The format of the round-table discussion seemed a fitting space within which to invite three scholars from different intellectual backgrounds to reconsider Sergei Parajanov’s celebrated film The Color of Pomegranates (Armenfilm, 1969) as historical intervention. Responding to Parajanov’s intentionally-curated miscellany as an actively-performed representation of the inner world of the Armenian ašuł/ashough Sayat Nova, our Reviews and Reconsiderations Editor, Dr. Rachel Goshgarian leads Byzantine Art Historian Dr. Galina Tirnanić and social historian of the medieval Middle East, Dr. Nicholas Trépanier, through an intense exchange on the ways in which art and its varied performances can help us to approach the premodern world, both specifically in Armenian contexts, and beyond them.

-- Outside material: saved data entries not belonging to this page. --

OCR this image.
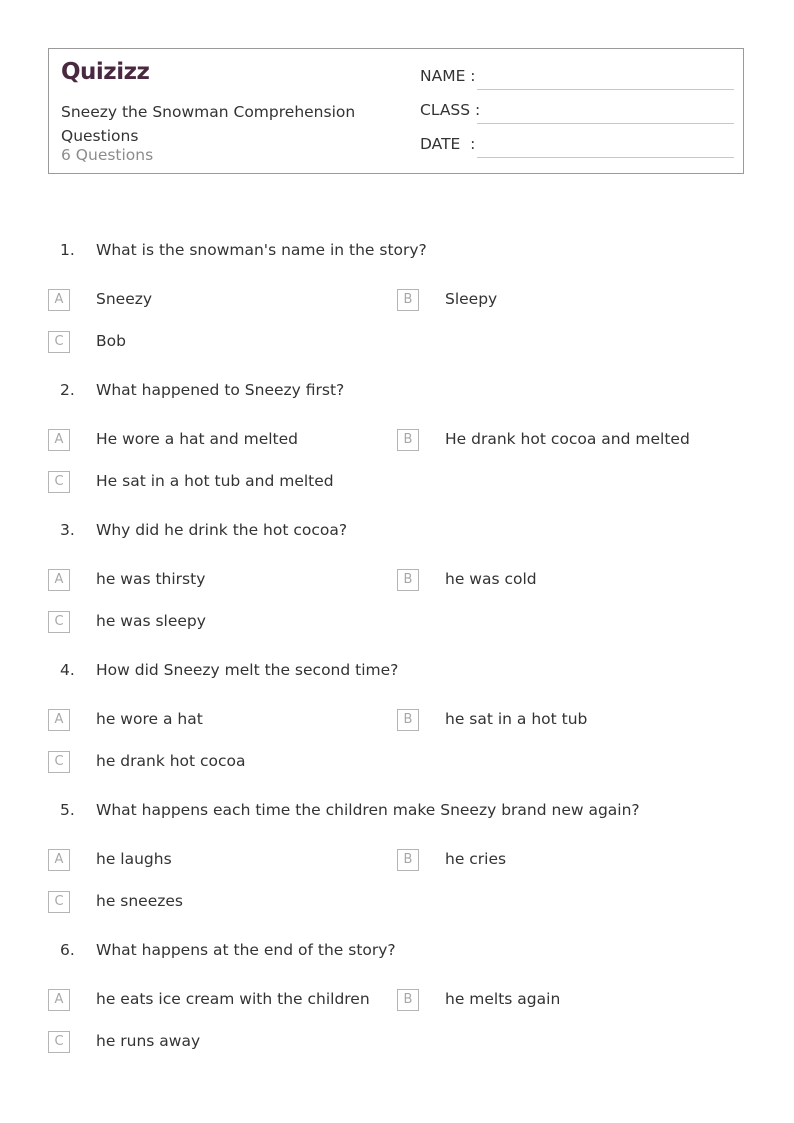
Quizizz
Sneezy the Snowman Comprehension Questions
6 Questions
NAME :
CLASS :
DATE  :
1. What is the snowman's name in the story?
A	Sneezy	B	Sleepy
C	Bob
2. What happened to Sneezy first?
A	He wore a hat and melted	B	He drank hot cocoa and melted
C	He sat in a hot tub and melted
3. Why did he drink the hot cocoa?
A	he was thirsty	B	he was cold
C	he was sleepy
4. How did Sneezy melt the second time?
A	he wore a hat	B	he sat in a hot tub
C	he drank hot cocoa
5. What happens each time the children make Sneezy brand new again?
A	he laughs	B	he cries
C	he sneezes
6. What happens at the end of the story?
A	he eats ice cream with the children	B	he melts again
C	he runs away
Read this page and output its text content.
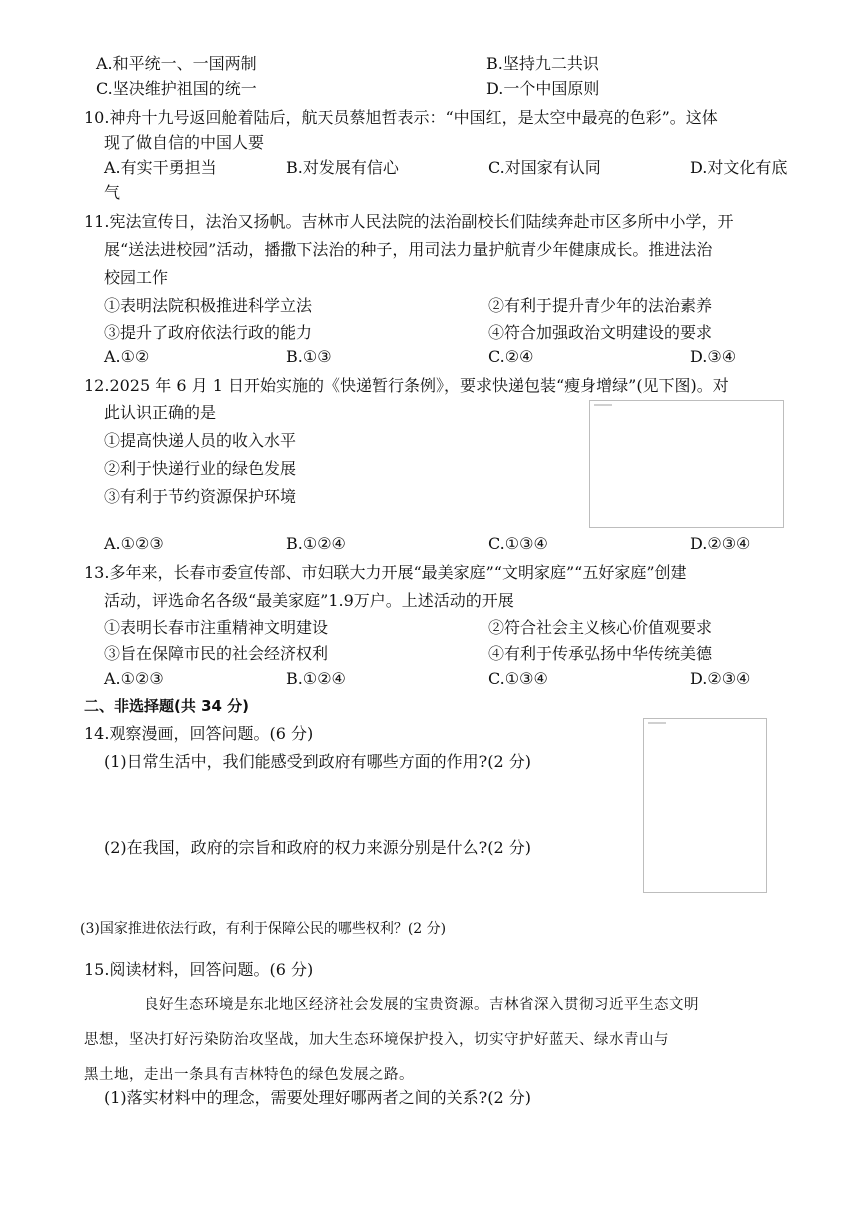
A.和平统一、一国两制	B.坚持九二共识
C.坚决维护祖国的统一	D.一个中国原则
10.神舟十九号返回舱着陆后，航天员蔡旭哲表示：“中国红，是太空中最亮的色彩”。这体
现了做自信的中国人要
A.有实干勇担当	B.对发展有信心	C.对国家有认同	D.对文化有底
气
11.宪法宣传日，法治又扬帆。吉林市人民法院的法治副校长们陆续奔赴市区多所中小学，开
展“送法进校园”活动，播撒下法治的种子，用司法力量护航青少年健康成长。推进法治
校园工作
①表明法院积极推进科学立法	②有利于提升青少年的法治素养
③提升了政府依法行政的能力	④符合加强政治文明建设的要求
A.①②	B.①③	C.②④	D.③④
12.2025 年 6 月 1 日开始实施的《快递暂行条例》，要求快递包装“瘦身增绿”(见下图)。对
此认识正确的是
①提高快递人员的收入水平
②利于快递行业的绿色发展
③有利于节约资源保护环境
A.①②③	B.①②④	C.①③④	D.②③④
13.多年来，长春市委宣传部、市妇联大力开展“最美家庭”“文明家庭”“五好家庭”创建
活动，评选命名各级“最美家庭”1.9万户。上述活动的开展
①表明长春市注重精神文明建设	②符合社会主义核心价值观要求
③旨在保障市民的社会经济权利	④有利于传承弘扬中华传统美德
A.①②③	B.①②④	C.①③④	D.②③④
二、非选择题(共 34 分)
14.观察漫画，回答问题。(6 分)
(1)日常生活中，我们能感受到政府有哪些方面的作用?(2 分)
(2)在我国，政府的宗旨和政府的权力来源分别是什么?(2 分)
(3)国家推进依法行政，有利于保障公民的哪些权利？(2 分)
15.阅读材料，回答问题。(6 分)
良好生态环境是东北地区经济社会发展的宝贵资源。吉林省深入贯彻习近平生态文明
思想，坚决打好污染防治攻坚战，加大生态环境保护投入，切实守护好蓝天、绿水青山与
黑土地，走出一条具有吉林特色的绿色发展之路。
(1)落实材料中的理念，需要处理好哪两者之间的关系?(2 分)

The motley of various forms of investigation in this volume – interview, think-piece, translation, reflection, and roundtable – reflect that not only performance, but the study of it, is prismatic: that the interplay between text and cultural performance are not only reciprocal but cross-spatial; and that performance in all its forms converges into dialogues around world-building, activism, and gender and identity exploration.
The JSAS extends its gratitude to our Reviews & Reconsiderations Editor, Dr. Rachel Goshgarian, to all of our contributors who have helped pave the way towards new directions in the field of Armenian Studies, and to you, our Readers.
Let us continue together as we keep the legacy of the JSAS alive.